Interpretive Summary: Scientists always want to light up the molecules and see the changes inside the cells, which will greatly help to understand the biological process related to the normal growth or development of diseases. In the current study, we developed a tool to measure the rapid change of glutathione (GSH) in the cell, an important molecule to protect cells from oxidative damage. The scientists created a colorful chemical called CouBro which can stick to GSH after a quick chemical reaction, and then changed the color of the newly formed complex. By measuring the changes of the color in live cells, the scientists can determine whether the amount of GSH is increased or decreased following the changes of cell conditions. This colorful chemical can be widely used to monitor reduction and oxidation processes in different cells under nutritional interventions and provides a powerful tool for other scientists to study the mechanism of how cells manage pathways to control cellular metabolism.

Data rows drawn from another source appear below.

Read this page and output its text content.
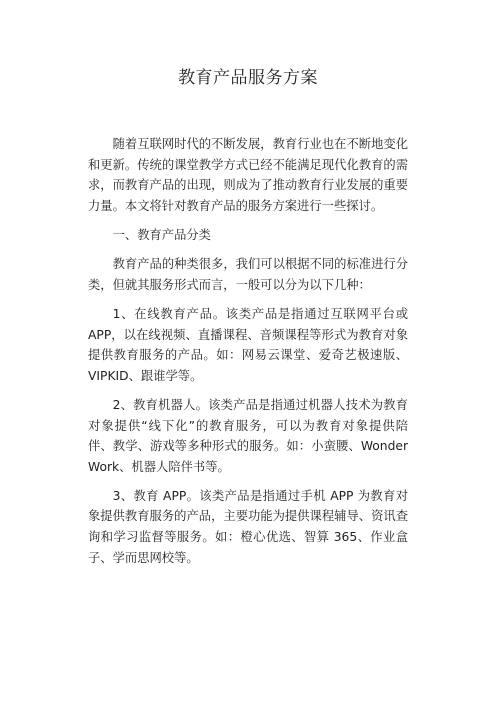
教育产品服务方案

随着互联网时代的不断发展，教育行业也在不断地变化和更新。传统的课堂教学方式已经不能满足现代化教育的需求，而教育产品的出现，则成为了推动教育行业发展的重要力量。本文将针对教育产品的服务方案进行一些探讨。

一、教育产品分类

教育产品的种类很多，我们可以根据不同的标准进行分类，但就其服务形式而言，一般可以分为以下几种：

1、在线教育产品。该类产品是指通过互联网平台或 APP，以在线视频、直播课程、音频课程等形式为教育对象提供教育服务的产品。如：网易云课堂、爱奇艺极速版、VIPKID、跟谁学等。

2、教育机器人。该类产品是指通过机器人技术为教育对象提供“线下化”的教育服务，可以为教育对象提供陪伴、教学、游戏等多种形式的服务。如：小蛮腰、Wonder Work、机器人陪伴书等。

3、教育 APP。该类产品是指通过手机 APP 为教育对象提供教育服务的产品，主要功能为提供课程辅导、资讯查询和学习监督等服务。如：橙心优选、智算 365、作业盒子、学而思网校等。
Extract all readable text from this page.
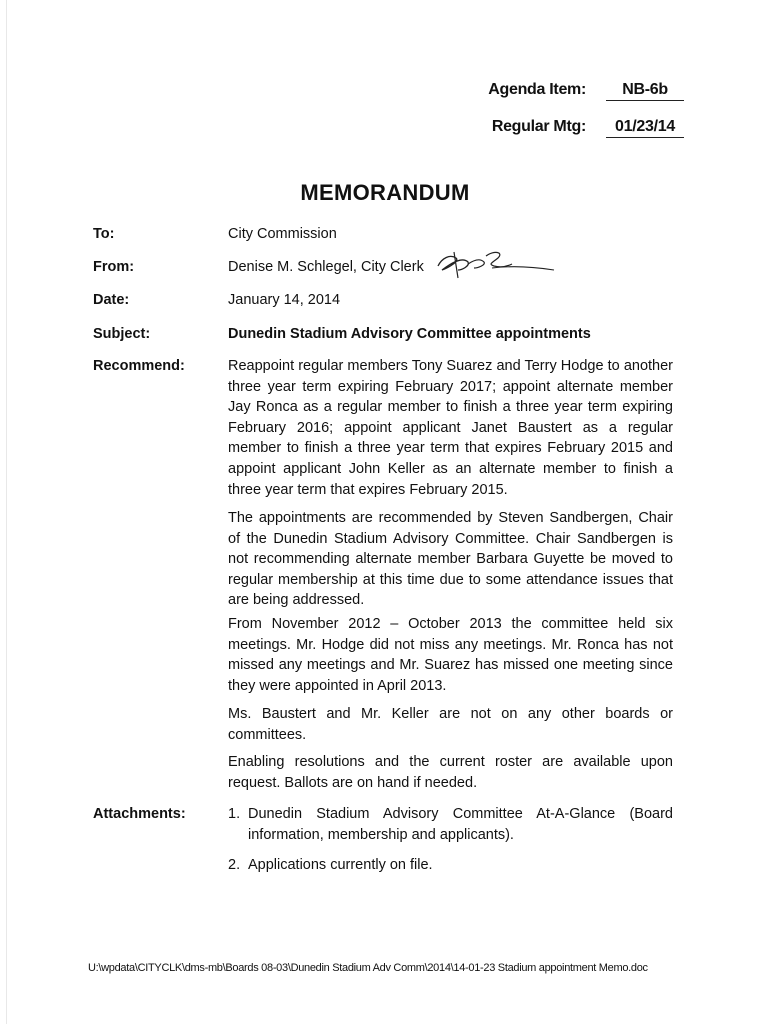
Agenda Item:	NB-6b
Regular Mtg:	01/23/14
MEMORANDUM
To:	City Commission
From:	Denise M. Schlegel, City Clerk
Date:	January 14, 2014
Subject:	Dunedin Stadium Advisory Committee appointments
Recommend:	Reappoint regular members Tony Suarez and Terry Hodge to another three year term expiring February 2017; appoint alternate member Jay Ronca as a regular member to finish a three year term expiring February 2016; appoint applicant Janet Baustert as a regular member to finish a three year term that expires February 2015 and appoint applicant John Keller as an alternate member to finish a three year term that expires February 2015.
The appointments are recommended by Steven Sandbergen, Chair of the Dunedin Stadium Advisory Committee. Chair Sandbergen is not recommending alternate member Barbara Guyette be moved to regular membership at this time due to some attendance issues that are being addressed.
From November 2012 – October 2013 the committee held six meetings. Mr. Hodge did not miss any meetings. Mr. Ronca has not missed any meetings and Mr. Suarez has missed one meeting since they were appointed in April 2013.
Ms. Baustert and Mr. Keller are not on any other boards or committees.
Enabling resolutions and the current roster are available upon request. Ballots are on hand if needed.
Attachments:	1. Dunedin Stadium Advisory Committee At-A-Glance (Board information, membership and applicants).
2. Applications currently on file.
U:\wpdata\CITYCLK\dms-mb\Boards 08-03\Dunedin Stadium Adv Comm\2014\14-01-23 Stadium appointment Memo.doc
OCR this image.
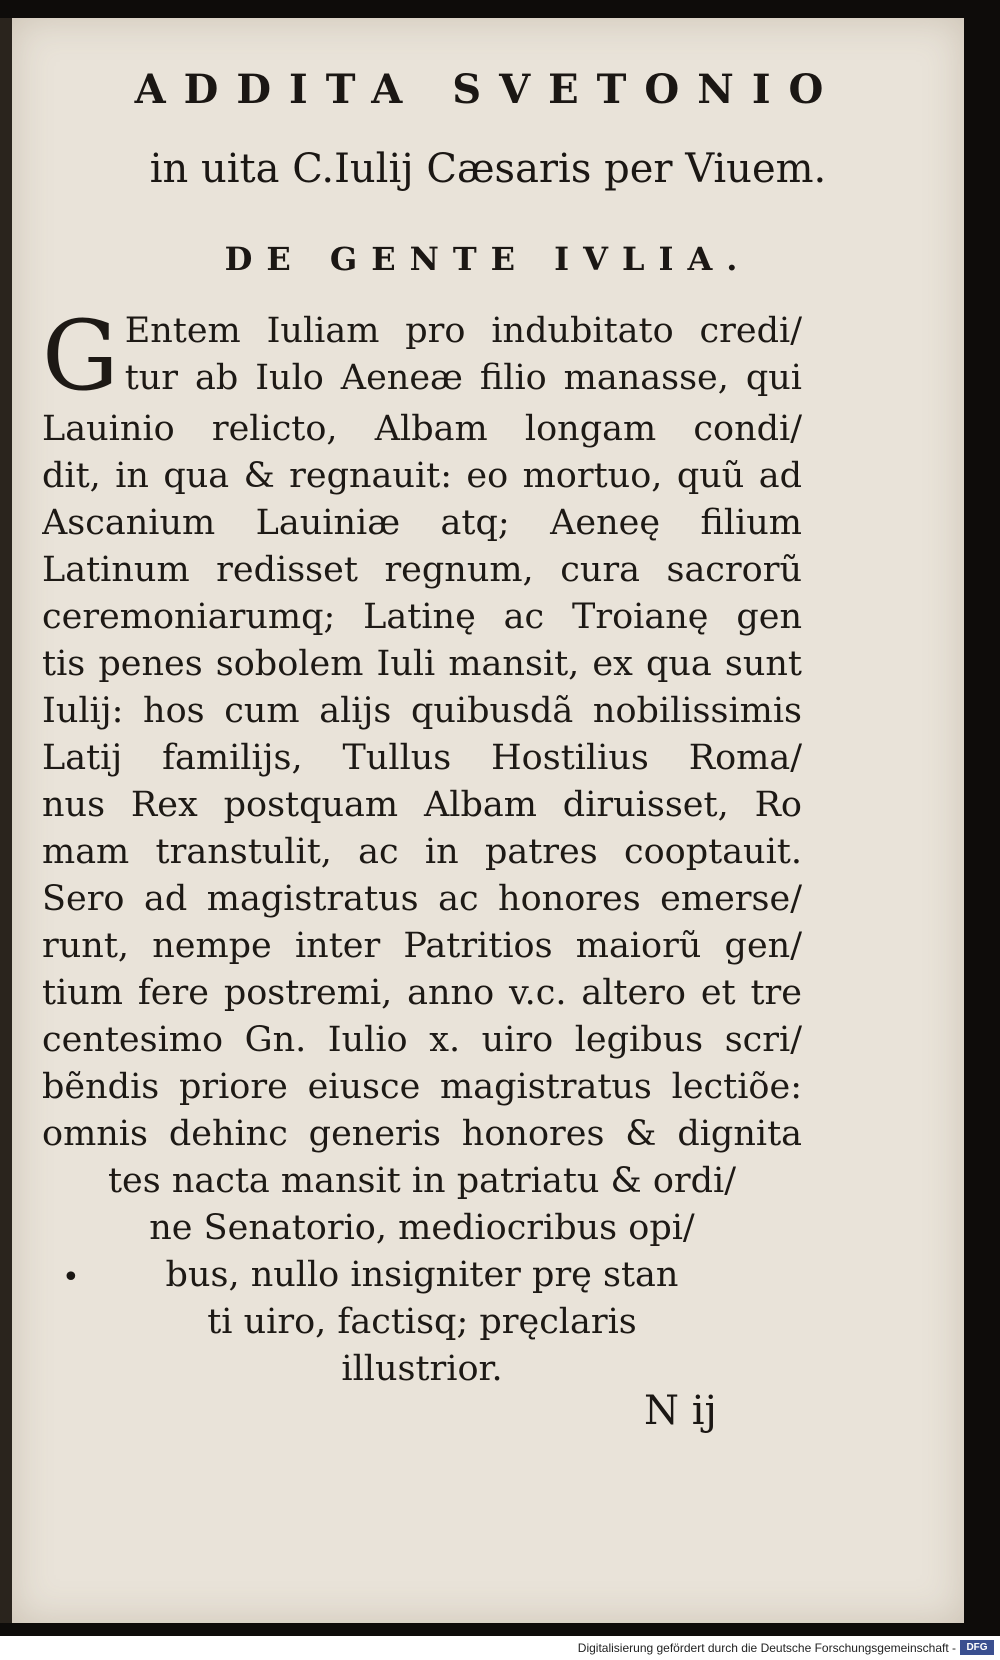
ADDITA SVETONIO
in uita C.Iulij Cæsaris per Viuem.
DE GENTE IVLIA.
G Entem Iuliam pro indubitato credi/
tur ab Iulo Aeneæ filio manasse, qui
Lauinio relicto, Albam longam condi/
dit, in qua & regnauit: eo mortuo, quũ ad
Ascanium Lauiniæ atq; Aeneę filium
Latinum redisset regnum, cura sacrorũ
ceremoniarumq; Latinę ac Troianę gen
tis penes sobolem Iuli mansit, ex qua sunt
Iulij: hos cum alijs quibusdã nobilissimis
Latij familijs, Tullus Hostilius Roma/
nus Rex postquam Albam diruisset, Ro
mam transtulit, ac in patres cooptauit.
Sero ad magistratus ac honores emerse/
runt, nempe inter Patritios maiorũ gen/
tium fere postremi, anno v.c. altero et tre
centesimo Gn. Iulio x. uiro legibus scri/
bẽndis priore eiusce magistratus lectiõe:
omnis dehinc generis honores & dignita
tes nacta mansit in patriatu & ordi/
ne Senatorio, mediocribus opi/
bus, nullo insigniter prę stan
ti uiro, factisq; pręclaris
illustrior.
•
N ij
Digitalisierung gefördert durch die Deutsche Forschungsgemeinschaft -	DFG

Technical Abstract: Glutathione (GSH) plays an important role in maintaining redox homeostasis inside cells. Currently, there are no methods available to quantitatively assess the GSH concentration in live cells. Live cell fluorescence imaging revolutionized the understanding of cell biology and has become an indispensable tool in current biological studies. In order to minimize the perturbance on the biological system in live cell imaging, the probe concentration needs to be significantly lower than the analyte concentration. Because of this, any irreversible reaction-based GSH probe can only provide qualitative results within a short reaction time and will exhibit maximum response regardless of the GSH concentration if reaction is completed. A reversible reaction-based probe with an appropriate equilibrium constant allows measurement of an analyte at much higher concentration, and thus, is a prerequisite for GSH quantification inside cells. In this contribution, we report the first fluorescent probe CouBro for quantitative imaging of GSH in live cells. Due to the reversible nature of the reaction between the probe and GSH, we are able to quantify mM concentrations of GSH with CouBro concentrations as low as 50 nM. Furthermore, the GSH concentrations measured using CouBro in NIH-3T3, HeLa, HepG2, PANC-1, and PANC-28 cells are well correlated with the values obtained from cell lysates. CouBro imaging can also resolve the changes of GSH concentration in PANC-1 cells upon diethylmaleate (DEM) treatment. Through this study, we demonstrate the importance of reaction reversibility in designing quantitative reaction-based fluorescent probes.